由圖3所示，與WT組小鼠比較， APP/PS1組小鼠腦組織內不可溶性Aβ含量顯著增加(P<0.05)，10月齡小鼠更明顯；而對APP/PS1雙轉基因小鼠給予LiCl灌胃處理后，其腦組織內不可溶性Aβ含量較未經LiCl處理的同齡APP/PS1小鼠顯著減少(P<0.05)；WT+Li組小鼠與WT組小鼠比較，差異無統計學意義(P>0.05)。
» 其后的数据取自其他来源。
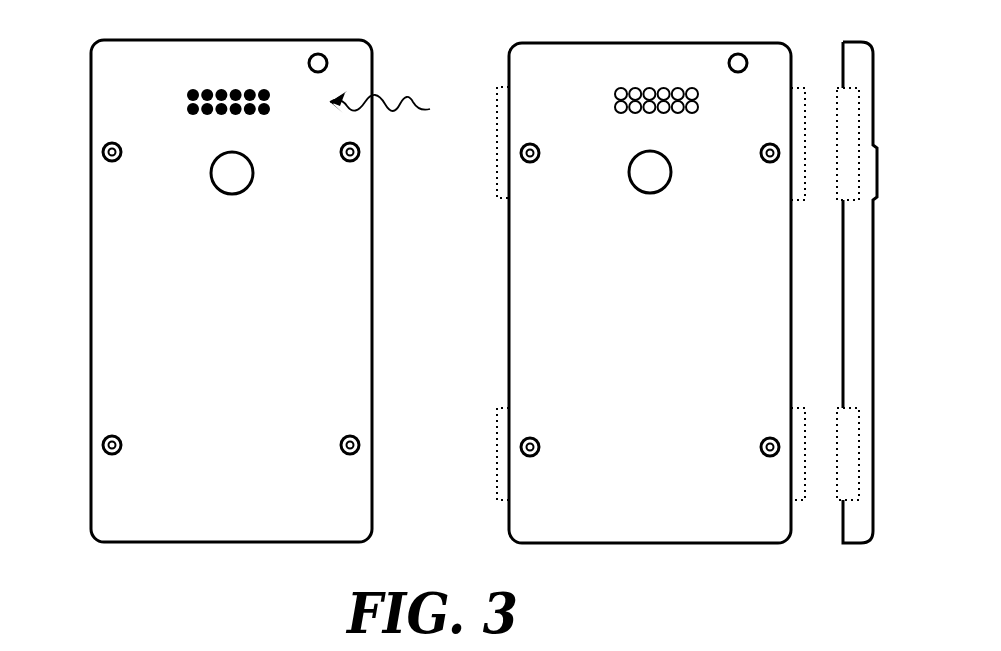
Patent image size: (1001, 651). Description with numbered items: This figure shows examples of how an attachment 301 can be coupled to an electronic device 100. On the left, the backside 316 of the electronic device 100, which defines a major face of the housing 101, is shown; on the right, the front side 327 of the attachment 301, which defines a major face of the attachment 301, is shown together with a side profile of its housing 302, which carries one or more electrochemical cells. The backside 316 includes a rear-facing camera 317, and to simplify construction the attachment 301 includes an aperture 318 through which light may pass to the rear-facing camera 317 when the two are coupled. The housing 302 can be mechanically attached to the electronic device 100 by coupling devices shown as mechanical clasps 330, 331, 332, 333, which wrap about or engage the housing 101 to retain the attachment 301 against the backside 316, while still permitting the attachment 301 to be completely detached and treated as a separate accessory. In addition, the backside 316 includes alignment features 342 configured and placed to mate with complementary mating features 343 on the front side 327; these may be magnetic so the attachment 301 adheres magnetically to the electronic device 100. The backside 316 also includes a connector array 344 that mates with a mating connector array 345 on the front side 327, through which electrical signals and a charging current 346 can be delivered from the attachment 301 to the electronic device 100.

The electronic device 100 is at (64, 220).
The housing 101 is at (97, 482).
The backside 316 is at (254, 318).
The rear-facing camera 317 is at (234, 180).
The aperture 318 is at (652, 178).
The front side 327 is at (634, 318).
The attachment 301 is at (518, 312).
The housing 302 is at (634, 543).
The mechanical clasp 330 is at (498, 160).
The mechanical clasp 331 is at (500, 447).
The mechanical clasp 332 is at (797, 95).
The mechanical clasp 333 is at (843, 474).
The alignment features 342 is at (123, 153).
The complementary mating features 343 is at (543, 155).
The connector array 344 is at (236, 92).
The mating connector array 345 is at (661, 90).
The charging current 346 is at (407, 96).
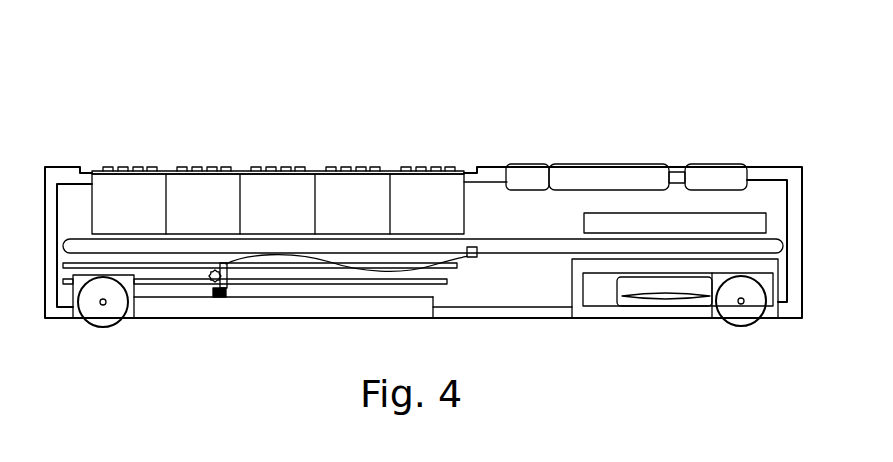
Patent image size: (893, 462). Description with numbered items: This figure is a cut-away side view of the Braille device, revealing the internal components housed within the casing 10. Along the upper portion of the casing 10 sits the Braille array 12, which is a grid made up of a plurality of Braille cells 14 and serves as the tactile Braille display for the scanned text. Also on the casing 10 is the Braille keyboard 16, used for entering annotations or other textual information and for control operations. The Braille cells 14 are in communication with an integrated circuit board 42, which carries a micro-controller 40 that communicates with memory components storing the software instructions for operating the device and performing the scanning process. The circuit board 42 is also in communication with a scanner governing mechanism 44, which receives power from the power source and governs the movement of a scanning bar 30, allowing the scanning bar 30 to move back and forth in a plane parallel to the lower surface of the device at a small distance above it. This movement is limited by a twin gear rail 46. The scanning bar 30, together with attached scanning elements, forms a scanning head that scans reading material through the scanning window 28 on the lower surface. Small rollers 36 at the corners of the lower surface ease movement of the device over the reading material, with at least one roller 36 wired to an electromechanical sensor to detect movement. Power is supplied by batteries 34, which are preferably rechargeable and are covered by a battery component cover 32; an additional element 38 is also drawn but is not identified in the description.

The casing 10 is at (44, 181).
The Braille array 12 is at (247, 165).
The Braille cells 14 is at (145, 170).
The Braille keyboard 16 is at (583, 160).
The scanning window 28 is at (217, 298).
The scanning bar 30 is at (168, 284).
The battery component cover 32 is at (632, 318).
The batteries 34 is at (675, 285).
The rollers 36 is at (102, 325).
The drive unit housing 38 is at (612, 295).
The micro-controller 40 is at (603, 222).
The integrated circuit board 42 is at (495, 244).
The scanner governing mechanism 44 is at (470, 258).
The twin gear rail 46 is at (315, 273).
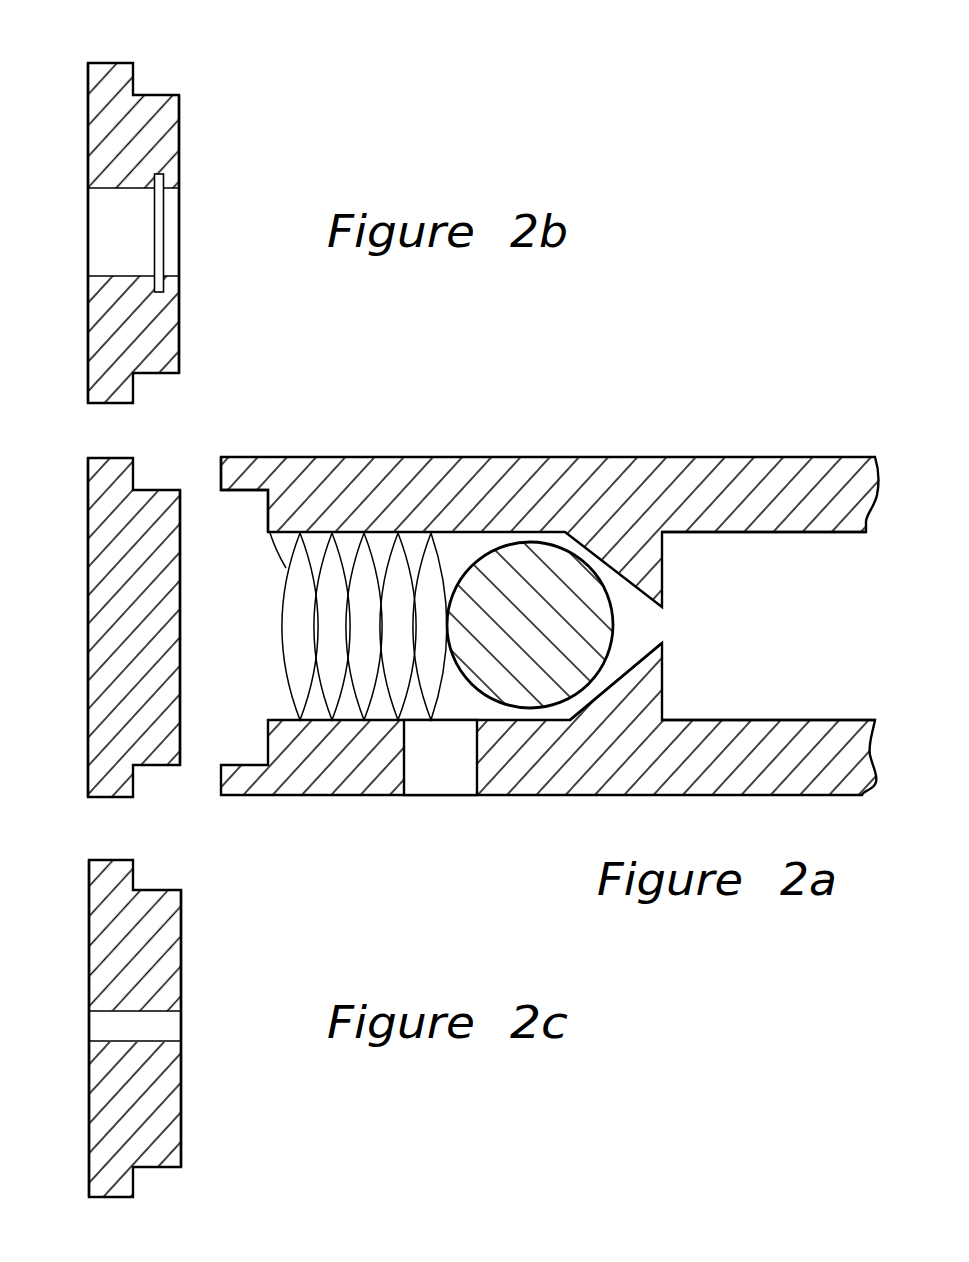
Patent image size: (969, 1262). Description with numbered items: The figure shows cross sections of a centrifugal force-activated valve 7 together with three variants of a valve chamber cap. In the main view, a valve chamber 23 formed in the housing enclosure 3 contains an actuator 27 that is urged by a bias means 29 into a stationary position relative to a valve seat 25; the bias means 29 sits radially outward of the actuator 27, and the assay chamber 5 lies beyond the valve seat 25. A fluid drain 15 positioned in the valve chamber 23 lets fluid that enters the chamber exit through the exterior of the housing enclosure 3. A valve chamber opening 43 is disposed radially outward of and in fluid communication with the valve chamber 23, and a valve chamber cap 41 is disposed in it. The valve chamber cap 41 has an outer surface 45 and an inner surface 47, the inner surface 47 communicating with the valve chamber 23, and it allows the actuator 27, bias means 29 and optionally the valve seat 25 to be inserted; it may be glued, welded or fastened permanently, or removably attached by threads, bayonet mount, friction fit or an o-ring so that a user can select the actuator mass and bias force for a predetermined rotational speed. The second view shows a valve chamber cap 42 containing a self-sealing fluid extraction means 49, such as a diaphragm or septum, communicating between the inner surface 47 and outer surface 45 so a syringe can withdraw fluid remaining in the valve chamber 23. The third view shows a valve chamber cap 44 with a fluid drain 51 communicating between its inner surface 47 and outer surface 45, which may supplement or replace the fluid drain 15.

(1)與WT組比較，P<0.05；(2)與APP/PS1組比較，P<0.05圖3 6月齡及10月齡小鼠腦組織內不可溶性Aβ含量(ELISA)Fig.3 The content of Aβ42 of 6 and 10 months-old mouse brains

3 討論

到目前為止，有關AD發病機制方面報道得最多是淀粉樣肽瀑布假說，該學說主要指出了腦內Aβ產生和清除的不平衡導致了Aβ增多，結果引起腦組織神經元退行性變而發生AD[15-16]。Aβ可通過干擾鈣穩態使線粒體功能障礙，誘導皮質和海馬神經元變性，并可直接損傷突觸可塑性及記憶功能[17]，在 AD 發病機制中起著核心作用[18]。APP/PS1雙轉基因小鼠表達嵌合小鼠/人淀粉樣前體蛋白(Mo/HuAPP695swe)和PS1，中樞神經系統神經元內這2種突變都與早發性AD有關。研究發現，5月齡的APP/PS1雙轉基因小鼠腦組織內即可出現明顯的淀粉樣斑塊，且年齡越大的雙轉基因小鼠其腦中β淀粉樣蛋白含量及老年斑沉積越多[19]。本實驗選用4月齡小鼠開始灌胃處理，探究LiCl是否能夠預防雙轉基因小鼠腦組織中β淀粉樣蛋白的過多生成。另外，對8月齡雙轉基因小鼠灌胃處理2個月，研究LiCl在β淀粉樣蛋白產生過多、老年斑生成后，能否減少其含量，逆轉癡呆模型鼠的病理學改變。

鋰作為一種情緒穩定劑，自被發現以來一直被用于治療精神疾病，對其改善神經系統功能，對AD的潛在治療作用等方面已經進行了研究[20]。有報道指出，鋰作為GSK-3β有效抑制劑，通過調控GSK-3β下游多條信號通路，發揮其抗氧化、抗炎和維持蛋白質穩態的特性[21]。同時LiCl對突觸萎縮可以有良好的治療作用，能逆轉岡田酸造成的突觸損害[22]。Cisternas等[23]指出，鋰通過調節Wnt/β-catenin信號通路改善AD患者糖代謝紊亂，從而發揮改善學習記憶功能的有益作用。鋰作為一種多方向治療藥物，在對抗復雜的癡呆分子病理學方面具有優勢。在本研究結果顯示，與WT型小鼠相比，6月齡及10月齡APP/PS1雙轉基因小鼠腦組織中有較多數量的老年斑，不可溶性Aβ含量顯著增加。與此同時，本研究還分別對4月及8月齡的APP/PS1雙轉基因小鼠給予LiCl灌胃處理2個月，結果發現這些APP/PS1雙轉基因小鼠腦組織中老年斑數量及不可溶性Aβ含量與未經LiCl處理的同齡APP/PS1小鼠比較顯著降低，差異有統計學意義，提示LiCl能預防及逆轉APP/PS1雙轉基因小鼠腦組織中Aβ含量的增多及老年斑的生成，可能降低Aβ在AD發病過程中的毒性作用。Pan等[24]最新研究也發現LiCl處理使APP/PS1雙轉基因小鼠腦微血管LRP1蛋白表達增加及并促進腦脊液循環整體流通，從而能促進腦組織中可溶性Aβ的清除。

綜上所述，LiCl處理可減少APP/PS1雙轉基因小鼠腦組織Aβ含量，可能是通過預防其產生或者加速其清除完成的，對AD的藥物治療有一定的參考意義。